Non-issuance of tickets and rude behavior of the bus staff of private busses is a common fact. There are such reports published in newspapers occasionally. Lack of law implementation on this is partly due to passenger inaction of complaining the authorities. The other main issue is the lack of interest of bus staff to adhere to the timetable, which makes the passengers to waste their valuable time on roads. This is also a common issue in the profit-oriented private bus sector sometimes with political support.
The comfort in these buses is an aspect that should be addressed. Some buses are designed to accommodate more standing passengers by altering seat size and space between seats, making it uncomfortable for the passengers. There are standards for this, but it seems that none are interested on those.

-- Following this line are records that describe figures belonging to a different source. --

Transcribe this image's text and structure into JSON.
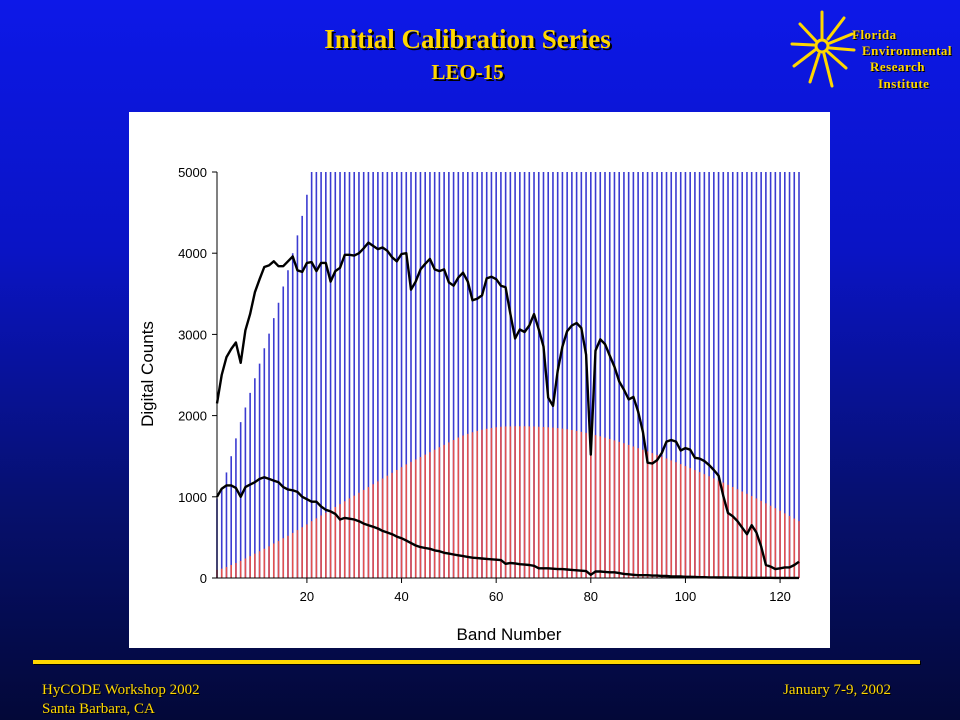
{
  "header": {
    "title": "Initial Calibration Series",
    "subtitle": "LEO-15"
  },
  "logo": {
    "line1": "Florida",
    "line2": "Environmental",
    "line3": "Research",
    "line4": "Institute",
    "color": "#ffd700"
  },
  "footer": {
    "left_line1": "HyCODE Workshop 2002",
    "left_line2": "Santa Barbara, CA",
    "right": "January 7-9, 2002"
  },
  "chart_data": {
    "type": "line",
    "xlabel": "Band Number",
    "ylabel": "Digital Counts",
    "xlim": [
      1,
      124
    ],
    "ylim": [
      0,
      5000
    ],
    "xticks": [
      20,
      40,
      60,
      80,
      100,
      120
    ],
    "yticks": [
      0,
      1000,
      2000,
      3000,
      4000,
      5000
    ],
    "grid": false,
    "series": [
      {
        "kind": "vbars",
        "color": "#3b3bd1",
        "x": [
          1,
          2,
          3,
          4,
          5,
          6,
          7,
          8,
          9,
          10,
          11,
          12,
          13,
          14,
          15,
          16,
          17,
          18,
          19,
          20,
          21,
          22,
          23,
          24,
          25,
          26,
          27,
          28,
          29,
          30,
          31,
          32,
          33,
          34,
          35,
          36,
          37,
          38,
          39,
          40,
          41,
          42,
          43,
          44,
          45,
          46,
          47,
          48,
          49,
          50,
          51,
          52,
          53,
          54,
          55,
          56,
          57,
          58,
          59,
          60,
          61,
          62,
          63,
          64,
          65,
          66,
          67,
          68,
          69,
          70,
          71,
          72,
          73,
          74,
          75,
          76,
          77,
          78,
          79,
          80,
          81,
          82,
          83,
          84,
          85,
          86,
          87,
          88,
          89,
          90,
          91,
          92,
          93,
          94,
          95,
          96,
          97,
          98,
          99,
          100,
          101,
          102,
          103,
          104,
          105,
          106,
          107,
          108,
          109,
          110,
          111,
          112,
          113,
          114,
          115,
          116,
          117,
          118,
          119,
          120,
          121,
          122,
          123,
          124
        ],
        "values": [
          980,
          1100,
          1300,
          1500,
          1720,
          1920,
          2100,
          2280,
          2460,
          2640,
          2830,
          3010,
          3200,
          3390,
          3590,
          3790,
          4000,
          4220,
          4460,
          4720,
          5000,
          5000,
          5000,
          5000,
          5000,
          5000,
          5000,
          5000,
          5000,
          5000,
          5000,
          5000,
          5000,
          5000,
          5000,
          5000,
          5000,
          5000,
          5000,
          5000,
          5000,
          5000,
          5000,
          5000,
          5000,
          5000,
          5000,
          5000,
          5000,
          5000,
          5000,
          5000,
          5000,
          5000,
          5000,
          5000,
          5000,
          5000,
          5000,
          5000,
          5000,
          5000,
          5000,
          5000,
          5000,
          5000,
          5000,
          5000,
          5000,
          5000,
          5000,
          5000,
          5000,
          5000,
          5000,
          5000,
          5000,
          5000,
          5000,
          5000,
          5000,
          5000,
          5000,
          5000,
          5000,
          5000,
          5000,
          5000,
          5000,
          5000,
          5000,
          5000,
          5000,
          5000,
          5000,
          5000,
          5000,
          5000,
          5000,
          5000,
          5000,
          5000,
          5000,
          5000,
          5000,
          5000,
          5000,
          5000,
          5000,
          5000,
          5000,
          5000,
          5000,
          5000,
          5000,
          5000,
          5000,
          5000,
          5000,
          5000,
          5000,
          5000,
          5000,
          5000
        ]
      },
      {
        "kind": "vbars",
        "color": "#e05050",
        "x": [
          1,
          2,
          3,
          4,
          5,
          6,
          7,
          8,
          9,
          10,
          11,
          12,
          13,
          14,
          15,
          16,
          17,
          18,
          19,
          20,
          21,
          22,
          23,
          24,
          25,
          26,
          27,
          28,
          29,
          30,
          31,
          32,
          33,
          34,
          35,
          36,
          37,
          38,
          39,
          40,
          41,
          42,
          43,
          44,
          45,
          46,
          47,
          48,
          49,
          50,
          51,
          52,
          53,
          54,
          55,
          56,
          57,
          58,
          59,
          60,
          61,
          62,
          63,
          64,
          65,
          66,
          67,
          68,
          69,
          70,
          71,
          72,
          73,
          74,
          75,
          76,
          77,
          78,
          79,
          80,
          81,
          82,
          83,
          84,
          85,
          86,
          87,
          88,
          89,
          90,
          91,
          92,
          93,
          94,
          95,
          96,
          97,
          98,
          99,
          100,
          101,
          102,
          103,
          104,
          105,
          106,
          107,
          108,
          109,
          110,
          111,
          112,
          113,
          114,
          115,
          116,
          117,
          118,
          119,
          120,
          121,
          122,
          123,
          124
        ],
        "values": [
          100,
          115,
          135,
          160,
          185,
          210,
          240,
          270,
          300,
          330,
          360,
          390,
          425,
          455,
          490,
          520,
          555,
          590,
          625,
          660,
          700,
          735,
          770,
          805,
          840,
          875,
          910,
          945,
          980,
          1015,
          1050,
          1085,
          1120,
          1155,
          1190,
          1225,
          1260,
          1295,
          1330,
          1365,
          1400,
          1430,
          1460,
          1490,
          1520,
          1550,
          1580,
          1610,
          1640,
          1670,
          1700,
          1730,
          1755,
          1775,
          1795,
          1812,
          1826,
          1838,
          1848,
          1856,
          1862,
          1866,
          1868,
          1869,
          1869,
          1869,
          1868,
          1866,
          1863,
          1860,
          1856,
          1852,
          1846,
          1840,
          1832,
          1823,
          1812,
          1800,
          1788,
          1774,
          1760,
          1745,
          1729,
          1712,
          1695,
          1677,
          1659,
          1640,
          1620,
          1600,
          1580,
          1559,
          1538,
          1516,
          1494,
          1472,
          1449,
          1426,
          1402,
          1378,
          1354,
          1329,
          1304,
          1279,
          1253,
          1227,
          1200,
          1174,
          1147,
          1120,
          1093,
          1065,
          1037,
          1009,
          980,
          950,
          920,
          890,
          860,
          828,
          796,
          764,
          732,
          700
        ]
      },
      {
        "name": "",
        "kind": "line",
        "color": "#000000",
        "x": [
          1,
          2,
          3,
          4,
          5,
          6,
          7,
          8,
          9,
          10,
          11,
          12,
          13,
          14,
          15,
          16,
          17,
          18,
          19,
          20,
          21,
          22,
          23,
          24,
          25,
          26,
          27,
          28,
          29,
          30,
          31,
          32,
          33,
          34,
          35,
          36,
          37,
          38,
          39,
          40,
          41,
          42,
          43,
          44,
          45,
          46,
          47,
          48,
          49,
          50,
          51,
          52,
          53,
          54,
          55,
          56,
          57,
          58,
          59,
          60,
          61,
          62,
          63,
          64,
          65,
          66,
          67,
          68,
          69,
          70,
          71,
          72,
          73,
          74,
          75,
          76,
          77,
          78,
          79,
          80,
          81,
          82,
          83,
          84,
          85,
          86,
          87,
          88,
          89,
          90,
          91,
          92,
          93,
          94,
          95,
          96,
          97,
          98,
          99,
          100,
          101,
          102,
          103,
          104,
          105,
          106,
          107,
          108,
          109,
          110,
          111,
          112,
          113,
          114,
          115,
          116,
          117,
          118,
          119,
          120,
          121,
          122,
          123,
          124
        ],
        "values": [
          2150,
          2500,
          2720,
          2820,
          2900,
          2650,
          3050,
          3250,
          3520,
          3680,
          3830,
          3850,
          3900,
          3840,
          3840,
          3900,
          3960,
          3790,
          3770,
          3880,
          3890,
          3780,
          3880,
          3880,
          3650,
          3780,
          3820,
          3980,
          3980,
          3970,
          4000,
          4060,
          4130,
          4090,
          4050,
          4070,
          4030,
          3950,
          3900,
          3990,
          4000,
          3550,
          3650,
          3800,
          3870,
          3930,
          3800,
          3780,
          3800,
          3640,
          3600,
          3700,
          3760,
          3650,
          3420,
          3440,
          3480,
          3690,
          3710,
          3680,
          3600,
          3580,
          3250,
          2950,
          3060,
          3030,
          3110,
          3250,
          3060,
          2850,
          2220,
          2120,
          2550,
          2850,
          3040,
          3110,
          3140,
          3080,
          2750,
          1520,
          2800,
          2940,
          2880,
          2740,
          2600,
          2420,
          2320,
          2200,
          2230,
          2050,
          1800,
          1420,
          1410,
          1450,
          1540,
          1680,
          1700,
          1680,
          1570,
          1600,
          1580,
          1480,
          1470,
          1440,
          1390,
          1330,
          1260,
          1010,
          800,
          760,
          700,
          620,
          540,
          650,
          560,
          390,
          160,
          140,
          110,
          120,
          130,
          130,
          160,
          200
        ]
      },
      {
        "name": "",
        "kind": "line",
        "color": "#000000",
        "x": [
          1,
          2,
          3,
          4,
          5,
          6,
          7,
          8,
          9,
          10,
          11,
          12,
          13,
          14,
          15,
          16,
          17,
          18,
          19,
          20,
          21,
          22,
          23,
          24,
          25,
          26,
          27,
          28,
          29,
          30,
          31,
          32,
          33,
          34,
          35,
          36,
          37,
          38,
          39,
          40,
          41,
          42,
          43,
          44,
          45,
          46,
          47,
          48,
          49,
          50,
          51,
          52,
          53,
          54,
          55,
          56,
          57,
          58,
          59,
          60,
          61,
          62,
          63,
          64,
          65,
          66,
          67,
          68,
          69,
          70,
          71,
          72,
          73,
          74,
          75,
          76,
          77,
          78,
          79,
          80,
          81,
          82,
          83,
          84,
          85,
          86,
          87,
          88,
          89,
          90,
          91,
          92,
          93,
          94,
          95,
          96,
          97,
          98,
          99,
          100,
          101,
          102,
          103,
          104,
          105,
          106,
          107,
          108,
          109,
          110,
          111,
          112,
          113,
          114,
          115,
          116,
          117,
          118,
          119,
          120,
          121,
          122,
          123,
          124
        ],
        "values": [
          1000,
          1100,
          1140,
          1140,
          1110,
          1000,
          1120,
          1150,
          1180,
          1220,
          1240,
          1220,
          1200,
          1180,
          1120,
          1090,
          1080,
          1060,
          1000,
          970,
          940,
          940,
          880,
          840,
          820,
          790,
          720,
          740,
          730,
          720,
          700,
          670,
          650,
          630,
          610,
          580,
          560,
          540,
          510,
          490,
          460,
          430,
          400,
          380,
          370,
          360,
          340,
          330,
          310,
          300,
          290,
          280,
          270,
          260,
          250,
          245,
          240,
          235,
          230,
          225,
          220,
          175,
          185,
          180,
          170,
          165,
          160,
          150,
          120,
          120,
          120,
          115,
          110,
          110,
          105,
          100,
          95,
          90,
          85,
          40,
          80,
          80,
          75,
          70,
          70,
          60,
          50,
          45,
          40,
          35,
          35,
          35,
          30,
          30,
          25,
          25,
          20,
          20,
          18,
          15,
          15,
          12,
          10,
          10,
          8,
          8,
          6,
          6,
          5,
          5,
          4,
          4,
          3,
          3,
          2,
          2,
          2,
          2,
          1,
          1,
          1,
          1,
          1,
          1
        ]
      }
    ]
  }
}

The semi-luxury bus services operating in some of the long distance routes are one of the worst of the passenger transport services. Although these buses should take seated passengers only, the target of the owners and the staff is to accommodate more and more standee passengers. The situation is worse in the routes that are almost solely comprise of these semi-luxury buses.

Authorities are neglecting the rights of the consumers and the consumers do not care about. There is no strong consumer movement or action in the transportation sector. It is not much different in other sectors in the country too. Hence public interest as well as the SLTB’s role is vital to keep the transport sector a safe and comfortable journey for the passengers. The state sector plays a key role in transport in many developing and developed countries.